Fast Market Research recommends "Bulgaria Infrastructure Report Q2 2014" from Business Monitor International, now available
Boston, MA -- (SBWIRE) -- 04/11/2014 -- We estimate that the construction industry in Bulgaria registered real growth of -2.8% in 2013 - aligning with official data published for the first nine months of the year. The recession in construction industry, which started in 2009 and saw the sector register a contraction of 17.9% in 2010, continued throughout 2013. However, we believe that the worst is now over. Signs of growth are expected in the transport infrastructure sector from 2014, mostly driven by road and railway projects. This leads us to forecast positive growth of 1.4% for the year.
Key Trends And Developments
- The municipality of Sofia and the European Investment Bank (EIB) signed a EUR50mn (US$68.97mn) loan agreement in October 2013 to fund a transport infrastructure programme in Sofia, during the period 2013-2016. The project includes construction, reconstruction, expansion and rehabilitation works for 22 small road schemes in the capital, totalling about 56km.
- Additional sections of the Struma motorway development project secured EUR274mn (US$359.48mn) in financial assistance from the European Commission.
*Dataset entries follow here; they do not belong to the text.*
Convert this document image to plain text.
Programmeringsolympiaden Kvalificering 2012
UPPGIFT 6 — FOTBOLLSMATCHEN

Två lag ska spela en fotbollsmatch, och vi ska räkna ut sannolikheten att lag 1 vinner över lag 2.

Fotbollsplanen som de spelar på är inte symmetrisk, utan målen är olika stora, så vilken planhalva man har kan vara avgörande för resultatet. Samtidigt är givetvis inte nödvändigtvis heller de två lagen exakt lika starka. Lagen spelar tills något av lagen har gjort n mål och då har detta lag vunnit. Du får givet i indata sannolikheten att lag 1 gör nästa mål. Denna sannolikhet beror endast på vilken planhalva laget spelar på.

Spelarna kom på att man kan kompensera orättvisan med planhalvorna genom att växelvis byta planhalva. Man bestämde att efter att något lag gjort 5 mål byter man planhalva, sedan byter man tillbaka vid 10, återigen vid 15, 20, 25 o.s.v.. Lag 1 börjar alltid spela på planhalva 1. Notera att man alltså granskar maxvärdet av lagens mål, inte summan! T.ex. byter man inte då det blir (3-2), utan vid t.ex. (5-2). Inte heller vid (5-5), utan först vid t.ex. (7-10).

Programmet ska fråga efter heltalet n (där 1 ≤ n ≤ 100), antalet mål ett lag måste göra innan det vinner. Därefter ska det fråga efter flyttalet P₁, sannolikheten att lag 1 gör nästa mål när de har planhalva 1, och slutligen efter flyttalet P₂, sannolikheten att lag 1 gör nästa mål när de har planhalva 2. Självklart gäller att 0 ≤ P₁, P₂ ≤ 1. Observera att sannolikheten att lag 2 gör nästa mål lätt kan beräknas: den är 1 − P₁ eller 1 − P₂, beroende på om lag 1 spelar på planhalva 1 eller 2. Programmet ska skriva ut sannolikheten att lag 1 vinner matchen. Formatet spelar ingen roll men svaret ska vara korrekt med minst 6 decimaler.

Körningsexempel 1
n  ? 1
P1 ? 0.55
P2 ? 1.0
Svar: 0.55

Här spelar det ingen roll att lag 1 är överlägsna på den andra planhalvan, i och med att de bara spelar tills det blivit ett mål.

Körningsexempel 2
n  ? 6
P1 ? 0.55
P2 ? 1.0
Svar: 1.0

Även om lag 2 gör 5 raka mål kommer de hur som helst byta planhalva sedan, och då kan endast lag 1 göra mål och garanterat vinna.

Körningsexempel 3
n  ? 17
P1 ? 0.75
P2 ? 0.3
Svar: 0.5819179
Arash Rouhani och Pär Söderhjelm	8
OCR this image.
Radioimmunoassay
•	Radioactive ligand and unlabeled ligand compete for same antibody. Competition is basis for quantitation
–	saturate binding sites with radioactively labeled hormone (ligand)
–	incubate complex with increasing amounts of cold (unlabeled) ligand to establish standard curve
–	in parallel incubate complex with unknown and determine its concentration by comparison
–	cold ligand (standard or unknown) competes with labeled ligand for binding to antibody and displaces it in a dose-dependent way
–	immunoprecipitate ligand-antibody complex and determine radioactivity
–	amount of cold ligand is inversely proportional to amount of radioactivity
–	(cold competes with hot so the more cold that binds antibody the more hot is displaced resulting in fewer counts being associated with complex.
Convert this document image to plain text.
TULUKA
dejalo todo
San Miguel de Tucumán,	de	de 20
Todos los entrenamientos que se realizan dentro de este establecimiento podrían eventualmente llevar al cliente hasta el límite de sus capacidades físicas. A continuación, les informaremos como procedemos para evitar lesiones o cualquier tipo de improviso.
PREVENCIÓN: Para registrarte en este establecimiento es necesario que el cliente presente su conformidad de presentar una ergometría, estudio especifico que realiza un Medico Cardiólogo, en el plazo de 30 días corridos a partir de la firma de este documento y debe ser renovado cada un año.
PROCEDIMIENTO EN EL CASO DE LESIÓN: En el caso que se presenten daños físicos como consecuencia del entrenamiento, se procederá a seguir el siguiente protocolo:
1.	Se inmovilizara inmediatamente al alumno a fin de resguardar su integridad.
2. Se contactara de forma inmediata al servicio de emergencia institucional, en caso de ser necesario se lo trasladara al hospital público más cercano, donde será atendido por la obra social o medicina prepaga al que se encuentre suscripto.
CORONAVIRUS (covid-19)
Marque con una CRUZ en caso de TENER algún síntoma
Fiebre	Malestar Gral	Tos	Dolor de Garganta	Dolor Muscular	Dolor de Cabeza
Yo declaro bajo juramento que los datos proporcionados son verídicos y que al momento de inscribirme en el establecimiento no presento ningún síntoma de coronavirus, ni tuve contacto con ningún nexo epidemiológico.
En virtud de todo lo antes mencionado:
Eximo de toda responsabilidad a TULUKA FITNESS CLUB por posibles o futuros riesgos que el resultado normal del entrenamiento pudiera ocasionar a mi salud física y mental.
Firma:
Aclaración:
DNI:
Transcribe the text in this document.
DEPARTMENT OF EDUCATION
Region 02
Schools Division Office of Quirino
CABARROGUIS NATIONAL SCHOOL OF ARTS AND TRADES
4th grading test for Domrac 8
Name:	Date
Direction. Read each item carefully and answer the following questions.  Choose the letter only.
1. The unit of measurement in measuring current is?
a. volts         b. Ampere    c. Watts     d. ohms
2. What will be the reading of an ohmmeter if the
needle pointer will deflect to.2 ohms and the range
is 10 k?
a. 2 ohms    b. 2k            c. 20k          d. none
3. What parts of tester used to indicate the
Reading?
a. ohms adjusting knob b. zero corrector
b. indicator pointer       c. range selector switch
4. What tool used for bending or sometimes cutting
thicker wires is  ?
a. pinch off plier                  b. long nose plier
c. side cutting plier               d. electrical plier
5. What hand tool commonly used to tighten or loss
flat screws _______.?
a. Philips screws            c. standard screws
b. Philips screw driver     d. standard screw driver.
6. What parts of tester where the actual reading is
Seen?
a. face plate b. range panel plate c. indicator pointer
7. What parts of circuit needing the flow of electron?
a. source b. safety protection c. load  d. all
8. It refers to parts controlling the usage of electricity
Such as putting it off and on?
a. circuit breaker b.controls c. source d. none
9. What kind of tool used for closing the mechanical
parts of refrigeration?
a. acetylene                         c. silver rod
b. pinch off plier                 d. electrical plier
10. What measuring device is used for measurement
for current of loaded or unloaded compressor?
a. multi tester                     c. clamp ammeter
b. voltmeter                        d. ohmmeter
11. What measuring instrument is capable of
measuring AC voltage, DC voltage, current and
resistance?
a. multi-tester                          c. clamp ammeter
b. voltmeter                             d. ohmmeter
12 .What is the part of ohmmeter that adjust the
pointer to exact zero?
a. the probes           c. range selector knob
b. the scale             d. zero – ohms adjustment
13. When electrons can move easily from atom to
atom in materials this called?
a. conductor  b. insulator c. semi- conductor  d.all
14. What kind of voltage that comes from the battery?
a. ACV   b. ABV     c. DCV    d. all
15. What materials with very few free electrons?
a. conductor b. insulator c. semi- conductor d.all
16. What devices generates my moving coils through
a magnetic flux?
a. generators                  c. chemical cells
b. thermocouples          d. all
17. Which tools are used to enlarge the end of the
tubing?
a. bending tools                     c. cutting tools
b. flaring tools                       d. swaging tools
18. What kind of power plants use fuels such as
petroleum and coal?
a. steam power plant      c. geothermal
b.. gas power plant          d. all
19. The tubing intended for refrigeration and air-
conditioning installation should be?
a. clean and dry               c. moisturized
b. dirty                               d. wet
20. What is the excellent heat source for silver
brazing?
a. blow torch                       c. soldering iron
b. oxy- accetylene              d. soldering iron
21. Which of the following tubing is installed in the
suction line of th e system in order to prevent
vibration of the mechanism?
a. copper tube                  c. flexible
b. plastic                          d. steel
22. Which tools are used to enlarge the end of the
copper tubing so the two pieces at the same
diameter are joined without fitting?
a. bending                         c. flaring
Work comprises the construction of a dual carriageway between Dolna Dikanya and Blagoevgrad, and from Sandanski to the border crossing with Greece at Kulata. The three sections - lots 1, 2 and 4 - cover 68.5km and are scheduled to be completed by the end of 2015. Work is also due to include preparation for the construction of the Blagoevgrad- Sandanski section (lot 3), entailing tunnels bypassing the Kresna gorge.
- However, infrastructure projects in Bulgaria continue to face strong headwinds due to the lack of investor confidence and endemic corruption. We only forecast positive growth to return to the construction industry in 2014 with 1.5% real growth, after five years of recession.
- Elevated unemployment reinforces our view that Bulgaria's economy continues to face major challenges in the form of low business and consumer confidence. Although we expect the unemployment rate to decline in line with faster growth in 2014, we caution that a continued spike in the number of unemployed will hinder growth in the residential sector.
- Our Country Risk team expects political instability is likely to be prolonged, posing a downside risk to our forecast for the construction industry. A negative investor sentiment towards the country will particularly affect the commercial property market (retail and office space) and macro-infrastructure projects, for which the government has no capacity to fund.